Now let $A = t B$, where $t \ne 0$. Then $\phi_A(x) = \det(x I - t B) = t^n \det((x/t)I - A) = t^n \phi_B(x/t)$. The coefficient of $x^1$ in $\phi_A(x)$ is then $t^{n-1}$ times the coefficient of $x^1$ in $\phi_B(x)$. But also $\text{adj}\; A = t^{n-1} \text{adj}\; B$. So we again obtain that the coefficient of $x^1$ in $\phi_A(x)$ is $(-1)^n \text{tr}(\text{adj}\; A)$.

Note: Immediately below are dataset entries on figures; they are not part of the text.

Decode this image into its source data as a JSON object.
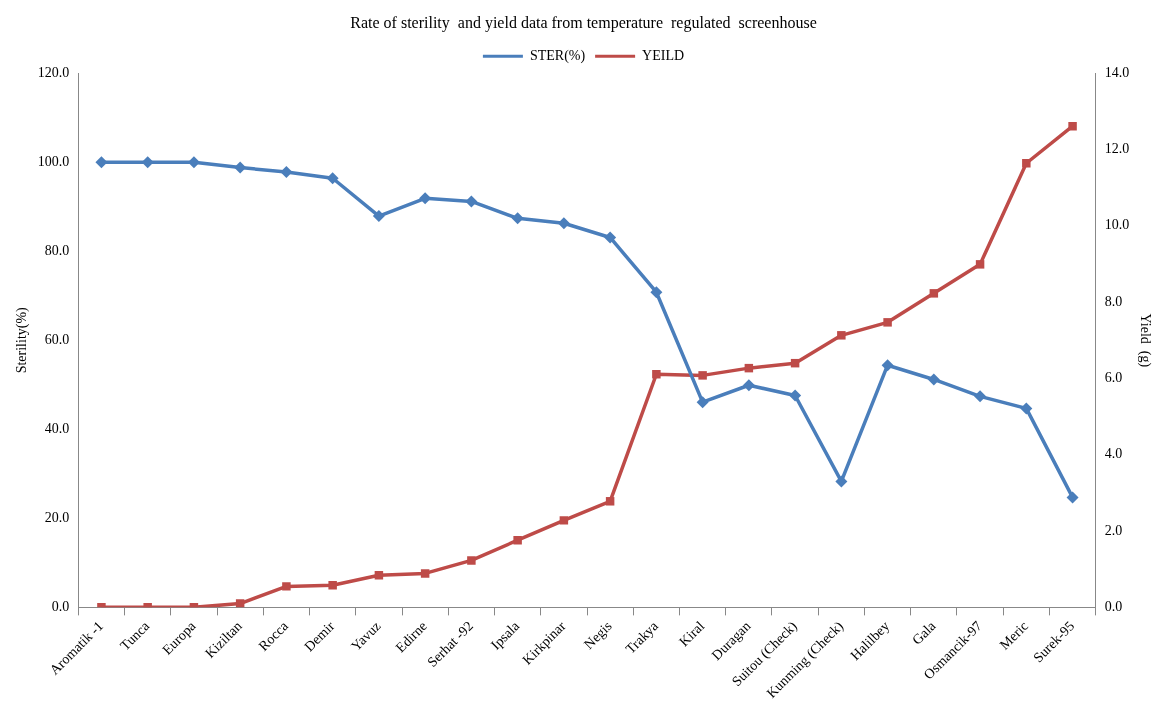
{
  "chart_data": {
    "type": "line",
    "title": "Rate of sterility  and yield data from temperature  regulated  screenhouse",
    "ylabel": "Sterility(%)",
    "y2label": "Yield  (g)",
    "categories": [
      "Aromatik -1",
      "Tunca",
      "Europa",
      "Kiziltan",
      "Rocca",
      "Demir",
      "Yavuz",
      "Edirne",
      "Serhat -92",
      "Ipsala",
      "Kirkpinar",
      "Negis",
      "Trakya",
      "Kiral",
      "Duragan",
      "Suitou (Check)",
      "Kunming (Check)",
      "Halilbey",
      "Gala",
      "Osmancik-97",
      "Meric",
      "Surek-95"
    ],
    "series": [
      {
        "name": "STER(%)",
        "color": "#4a7ebb",
        "marker": "diamond",
        "values": [
          100,
          100,
          100,
          98.8,
          97.8,
          96.4,
          87.9,
          91.9,
          91.2,
          87.4,
          86.3,
          83.1,
          70.8,
          46.1,
          49.9,
          47.6,
          28.3,
          54.4,
          51.2,
          47.4,
          44.7,
          24.7
        ]
      },
      {
        "name": "YEILD",
        "color": "#be4b48",
        "marker": "square",
        "axis": "y2",
        "values": [
          0,
          0,
          0,
          0.1,
          0.55,
          0.58,
          0.84,
          0.89,
          1.23,
          1.76,
          2.28,
          2.78,
          6.11,
          6.08,
          6.27,
          6.4,
          7.13,
          7.47,
          8.23,
          8.99,
          11.64,
          12.61
        ]
      }
    ],
    "ylim": [
      0,
      120
    ],
    "yticks": [
      {
        "value": 0,
        "label": "0.0"
      },
      {
        "value": 20,
        "label": "20.0"
      },
      {
        "value": 40,
        "label": "40.0"
      },
      {
        "value": 60,
        "label": "60.0"
      },
      {
        "value": 80,
        "label": "80.0"
      },
      {
        "value": 100,
        "label": "100.0"
      },
      {
        "value": 120,
        "label": "120.0"
      }
    ],
    "y2lim": [
      0,
      14
    ],
    "y2ticks": [
      {
        "value": 0,
        "label": "0.0"
      },
      {
        "value": 2,
        "label": "2.0"
      },
      {
        "value": 4,
        "label": "4.0"
      },
      {
        "value": 6,
        "label": "6.0"
      },
      {
        "value": 8,
        "label": "8.0"
      },
      {
        "value": 10,
        "label": "10.0"
      },
      {
        "value": 12,
        "label": "12.0"
      },
      {
        "value": 14,
        "label": "14.0"
      }
    ],
    "grid": false,
    "legend": "top",
    "line_style": "solid"
  }
}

Every nonsingular matrix $A = \det(A)^{1/n} B$ where $\det(B) = 1$, so the formula for the coefficient holds for every nonsingular matrix. (Note that in the case where $\det(A)$ is negative and $n$ is even, we must use complex numbers here, but that's not a problem)
Now the coefficient of $x^1$ in $\phi_A(x)$ and $(-1)^n \text{tr}(\text{adj}\; A)$ are both polynomials in the coefficients of $A$.
Thus the equation must hold for all $n \times n$ matrices, not just the nonsingular ones.